What is in this article?:
- The timing of aphid colonization in leafy vegetables varies by species, and depends largely on temperature, rainfall, and planting dates;
- Plant pathogens are similar to other living organisms with a degree of genetic variability within the genes that govern physical structure and internal biochemical activities;
- The length of time for weed seeds to germinate can vary considerably even within the same field due to variations in soil and microclimatic conditions.
The latest Arizona Vegetable Integrated Pest Management Update from the University of Arizona (UA) Cooperative Extension in Yuma, Ariz. released Dec. 14, 2011.
Green peach aphids in desert lettuce
By John Palumbo, UA Research Scientist and Extension Specialist
In a recent update, we anticipated that pest control advisers would soon find aphids infesting local lettuce and cole crop fields. Last week (week of Dec. 5) we readily found winged (alate) aphids plus small colonies of apterous (wingless) green peach aphids, Myzus persicae, on untreated lettuce plants at the Yuma Agricultural Center.
The timing of aphid colonization in lettuce and other leafy vegetables varies by species, and depends largely on temperature, rainfall, and planting dates. Previous studies suggest that green peach aphids are historically most severe in late October and early-mid November plantings of lettuce. By late February, green peach aphid populations generally begin to rapidly decline as temperatures increase.

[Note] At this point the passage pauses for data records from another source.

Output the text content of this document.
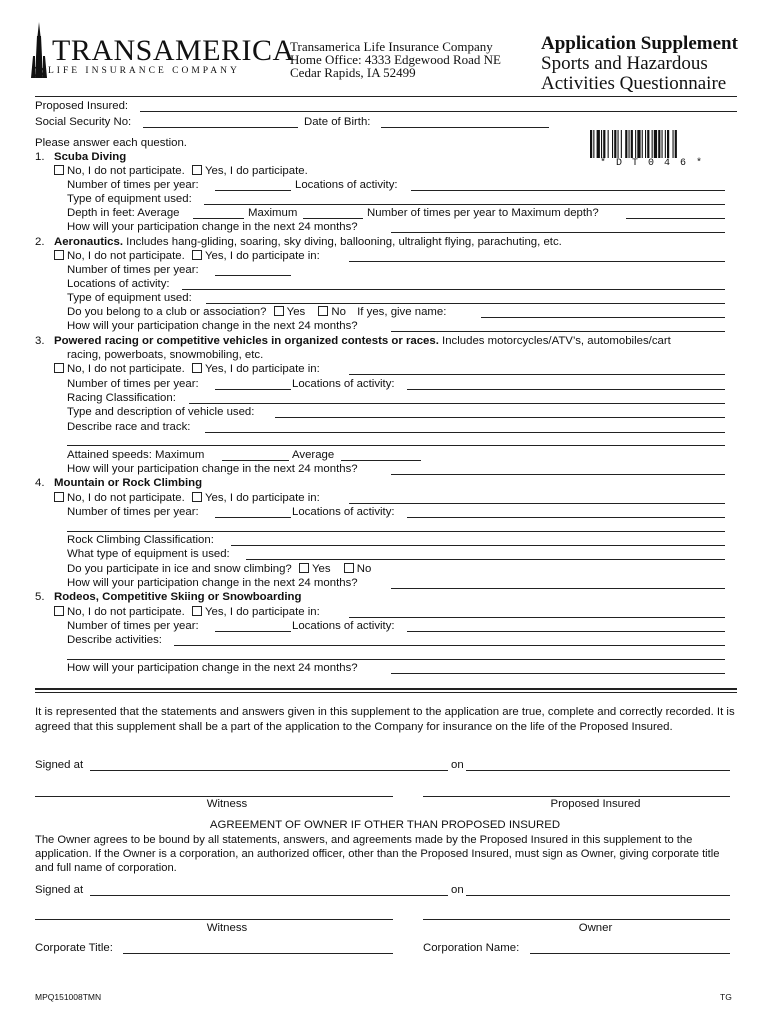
TRANSAMERICA
R LIFE INSURANCE COMPANY
Transamerica Life Insurance Company
Home Office: 4333 Edgewood Road NE
Cedar Rapids, IA 52499
Application Supplement
Sports and Hazardous
Activities Questionnaire
Proposed Insured:
Social Security No:	Date of Birth:
* D T 0 4 6 *
Please answer each question.
1. Scuba Diving
No, I do not participate. Yes, I do participate.
Number of times per year:	Locations of activity:
Type of equipment used:
Depth in feet: Average	Maximum	Number of times per year to Maximum depth?
How will your participation change in the next 24 months?
2. Aeronautics. Includes hang-gliding, soaring, sky diving, ballooning, ultralight flying, parachuting, etc.
No, I do not participate. Yes, I do participate in:
Number of times per year:
Locations of activity:
Type of equipment used:
Do you belong to a club or association? Yes No If yes, give name:
How will your participation change in the next 24 months?
3. Powered racing or competitive vehicles in organized contests or races. Includes motorcycles/ATV’s, automobiles/cart
racing, powerboats, snowmobiling, etc.
No, I do not participate. Yes, I do participate in:
Number of times per year:	Locations of activity:
Racing Classification:
Type and description of vehicle used:
Describe race and track:
Attained speeds: Maximum	Average
How will your participation change in the next 24 months?
4. Mountain or Rock Climbing
No, I do not participate. Yes, I do participate in:
Number of times per year:	Locations of activity:
Rock Climbing Classification:
What type of equipment is used:
Do you participate in ice and snow climbing? Yes No
How will your participation change in the next 24 months?
5. Rodeos, Competitive Skiing or Snowboarding
No, I do not participate. Yes, I do participate in:
Number of times per year:	Locations of activity:
Describe activities:
How will your participation change in the next 24 months?
It is represented that the statements and answers given in this supplement to the application are true, complete and correctly recorded. It is agreed that this supplement shall be a part of the application to the Company for insurance on the life of the Proposed Insured.
Signed at	on
Witness	Proposed Insured
AGREEMENT OF OWNER IF OTHER THAN PROPOSED INSURED
The Owner agrees to be bound by all statements, answers, and agreements made by the Proposed Insured in this supplement to the application. If the Owner is a corporation, an authorized officer, other than the Proposed Insured, must sign as Owner, giving corporate title and full name of corporation.
Signed at	on
Witness	Owner
Corporate Title:	Corporation Name:
MPQ151008TMN	TG
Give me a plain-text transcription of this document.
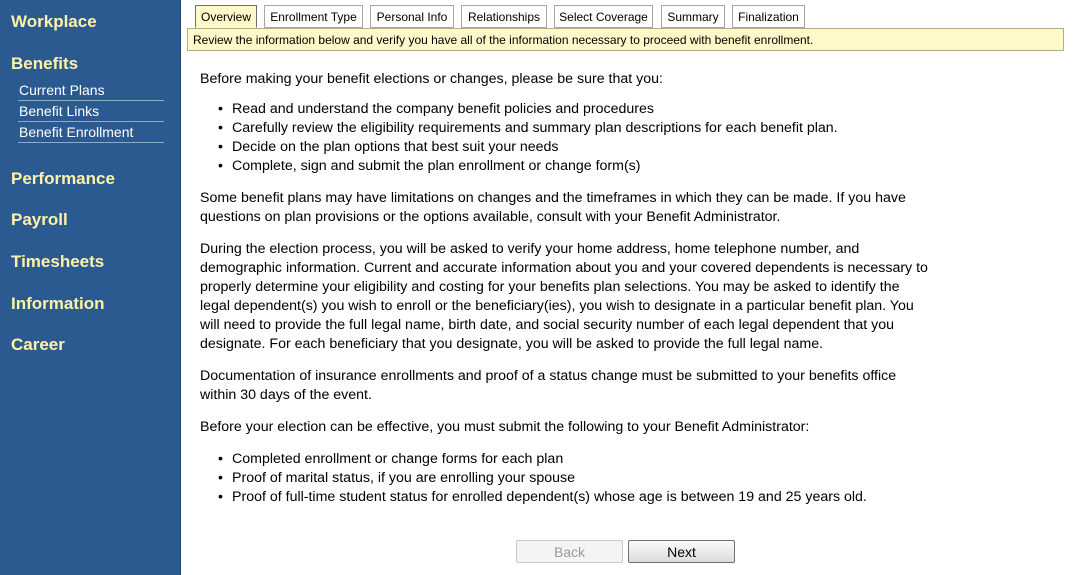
Workplace
Benefits
Current Plans
Benefit Links
Benefit Enrollment
Performance
Payroll
Timesheets
Information
Career
Overview	Enrollment Type	Personal Info	Relationships	Select Coverage	Summary	Finalization
Review the information below and verify you have all of the information necessary to proceed with benefit enrollment.

Before making your benefit elections or changes, please be sure that you:

• Read and understand the company benefit policies and procedures
• Carefully review the eligibility requirements and summary plan descriptions for each benefit plan.
• Decide on the plan options that best suit your needs
• Complete, sign and submit the plan enrollment or change form(s)

Some benefit plans may have limitations on changes and the timeframes in which they can be made. If you have questions on plan provisions or the options available, consult with your Benefit Administrator.

During the election process, you will be asked to verify your home address, home telephone number, and demographic information. Current and accurate information about you and your covered dependents is necessary to properly determine your eligibility and costing for your benefits plan selections. You may be asked to identify the legal dependent(s) you wish to enroll or the beneficiary(ies), you wish to designate in a particular benefit plan. You will need to provide the full legal name, birth date, and social security number of each legal dependent that you designate. For each beneficiary that you designate, you will be asked to provide the full legal name.

Documentation of insurance enrollments and proof of a status change must be submitted to your benefits office within 30 days of the event.

Before your election can be effective, you must submit the following to your Benefit Administrator:

• Completed enrollment or change forms for each plan
• Proof of marital status, if you are enrolling your spouse
• Proof of full-time student status for enrolled dependent(s) whose age is between 19 and 25 years old.
Back	Next
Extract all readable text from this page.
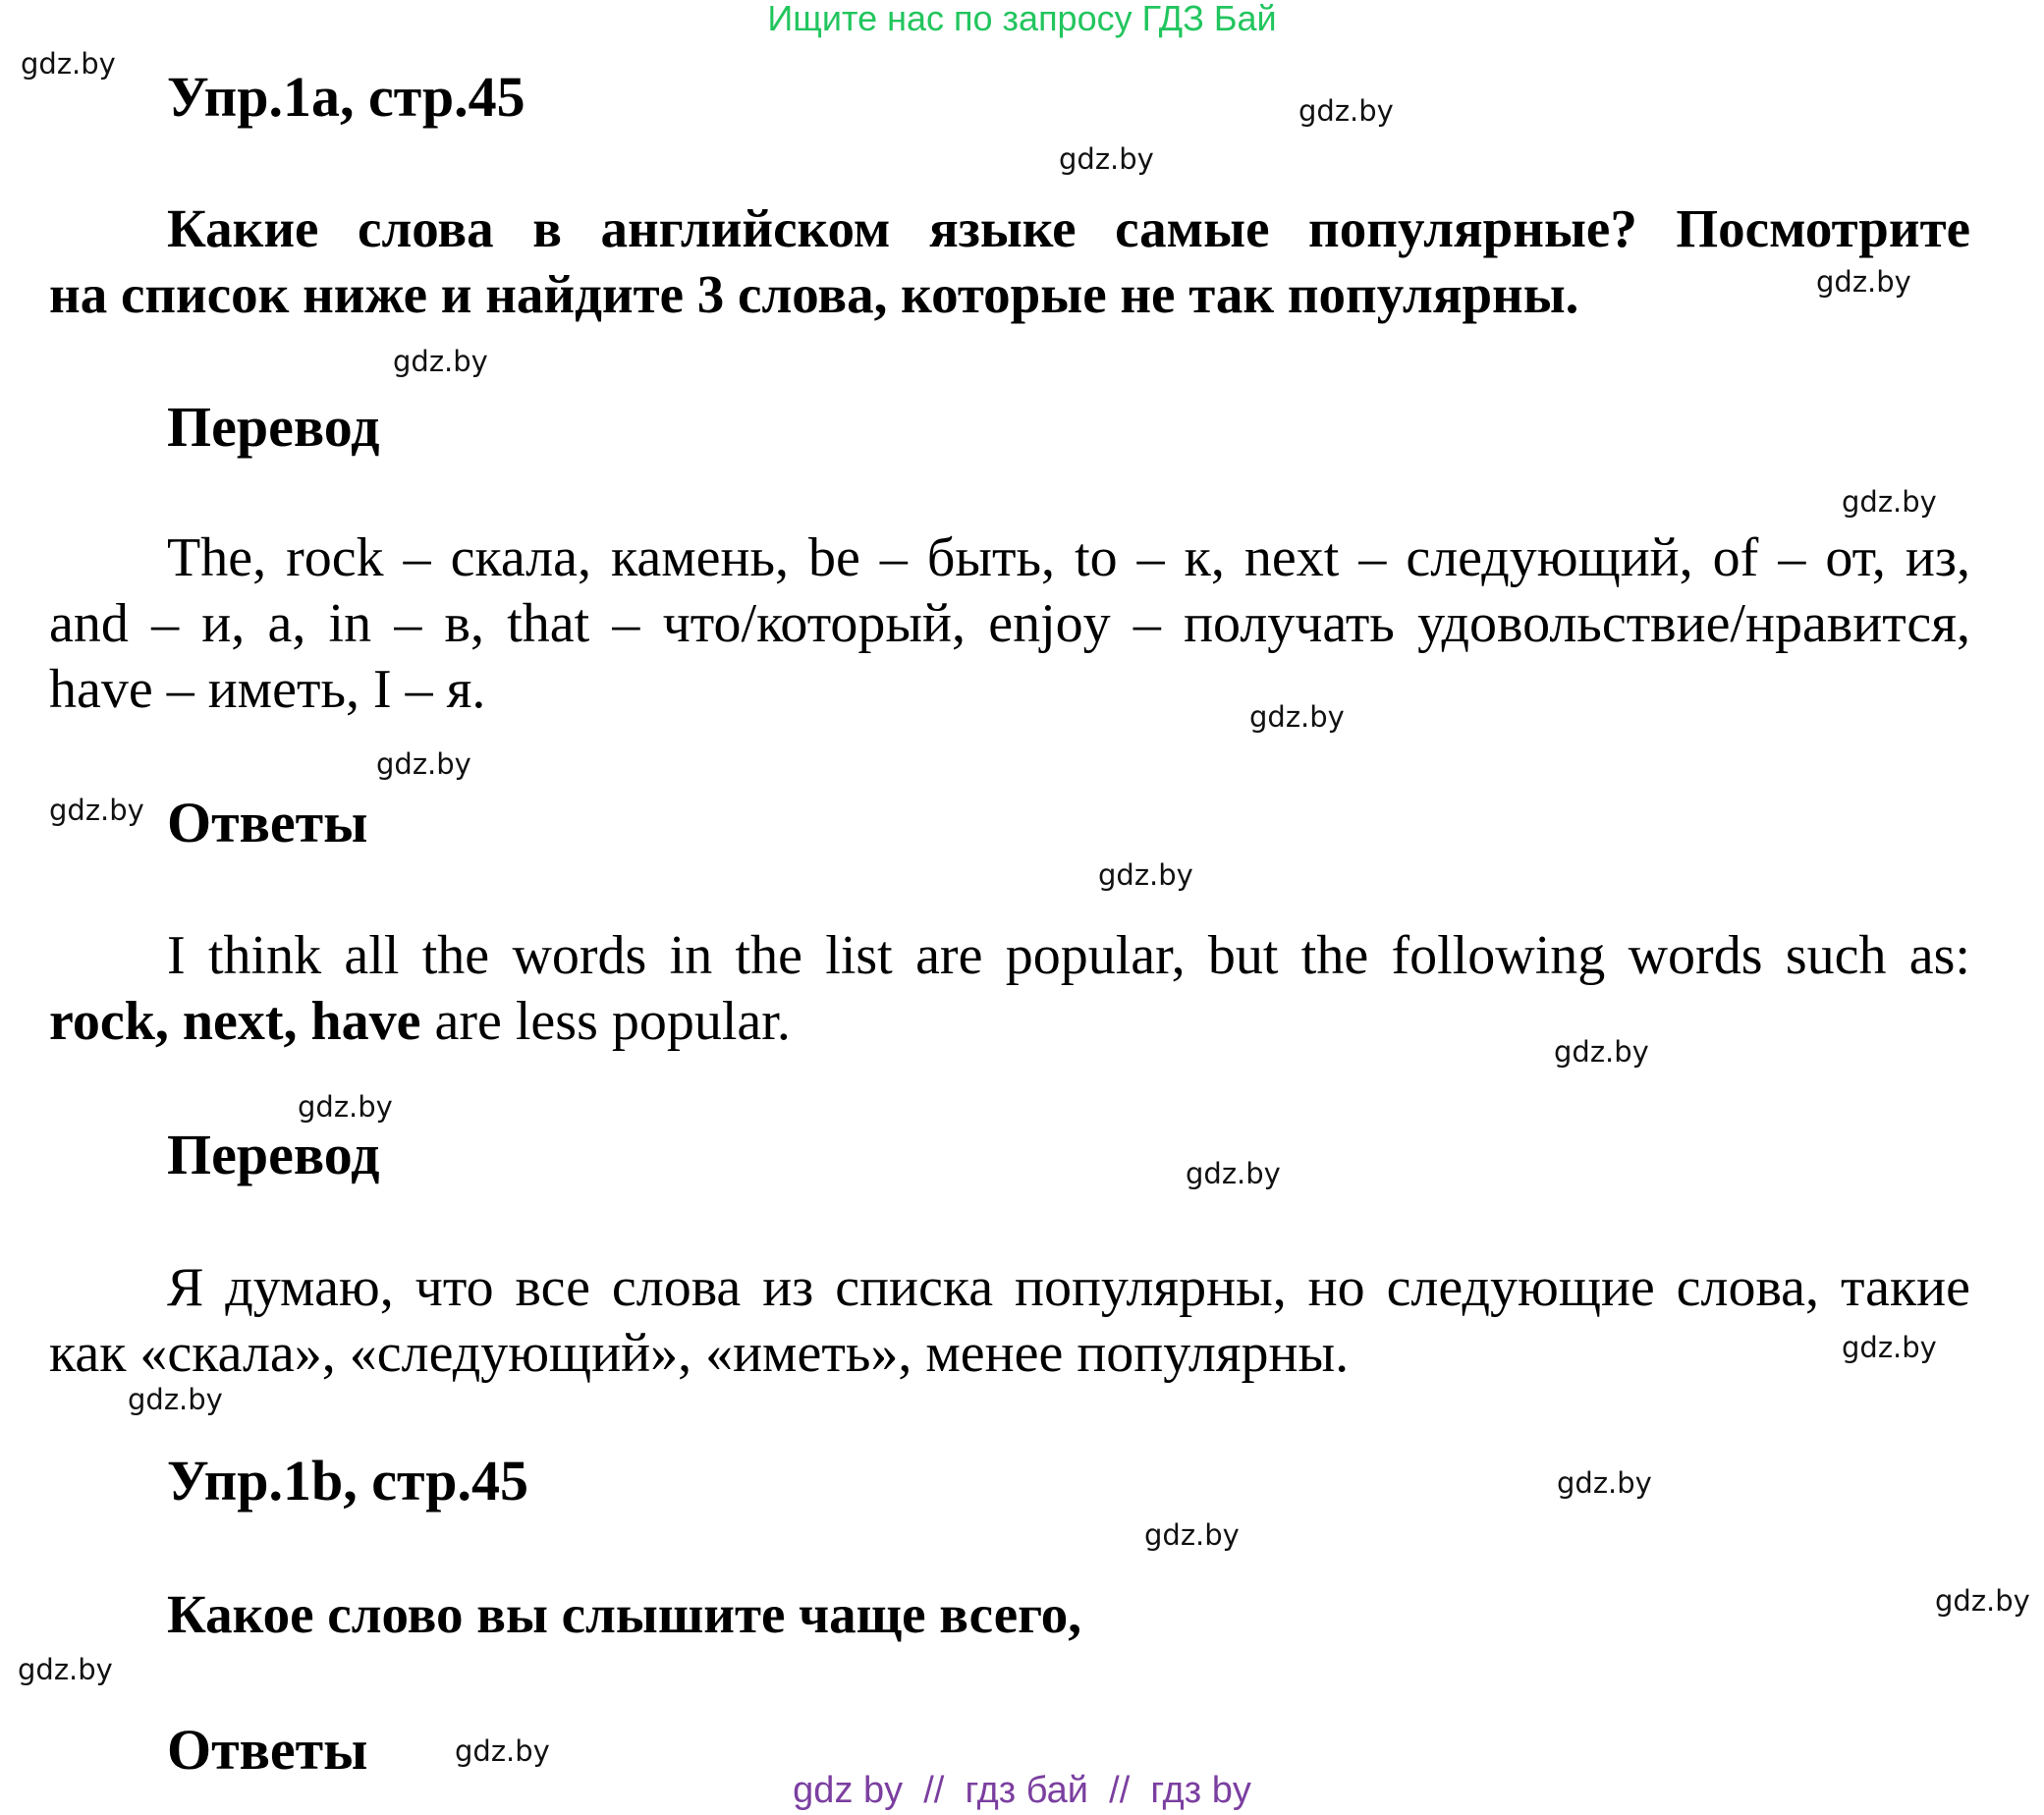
Ищите нас по запросу ГДЗ Бай
gdz.by
gdz.by
gdz.by
gdz.by
gdz.by
gdz.by
gdz.by
gdz.by
gdz.by
gdz.by
gdz.by
gdz.by
gdz.by
gdz.by
gdz.by
gdz.by
gdz.by
gdz.by
gdz.by
gdz.by
Упр.1a, стр.45
Какие слова в английском языке самые популярные? Посмотрите
на список ниже и найдите 3 слова, которые не так популярны.
Перевод
The, rock – скала, камень, be – быть, to – к, next – следующий, of – от, из,
and – и, а, in – в, that – что/который, enjoy – получать удовольствие/нравится,
have – иметь, I – я.
Ответы
I think all the words in the list are popular, but the following words such as:
rock, next, have are less popular.
Перевод
Я думаю, что все слова из списка популярны, но следующие слова, такие
как «скала», «следующий», «иметь», менее популярны.
Упр.1b, стр.45
Какое слово вы слышите чаще всего,
Ответы
gdz by  //  гдз бай  //  гдз by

However, this is not always the case on other crops including cabbage and spinach where heavy green peach aphid infestations can occur in late March and early April. Other aphids including foxglove and lettuce 'red' aphid typically cause problems on later lettuce plantings (i.e., late November and December) because these species are better suited to warmer winter temperatures.
There are exceptions to the rule and aphids can occur when least expected.
For more information on aphid population dynamics on desert lettuce see the aphid dynamics report.
It's important to also note that in our recent inspection of lettuce plants, field plots treated with a soil at-planting application of imidacloprid (Admire Pro, 7 oz) were aphid free. This is not surprising since imidacloprid at the 0.25 pounds active ingredient per acre rate still provides long residual control of most aphids (less consistent on foxglove and lettuce aphid).
Research trials from last spring showed imidacloprid soil applications in head lettuce provided protection against aphid contamination nearly season long. In many cases, an application of a foliar alternative is generally required near harvest to prevent unacceptable aphid contamination.
The trick is to determine when the imidacloprid residual begins to decline and aphids begin to colonize. Of course, this will require close examination of heads well in advance to harvest. Remember - "When in doubt – scout."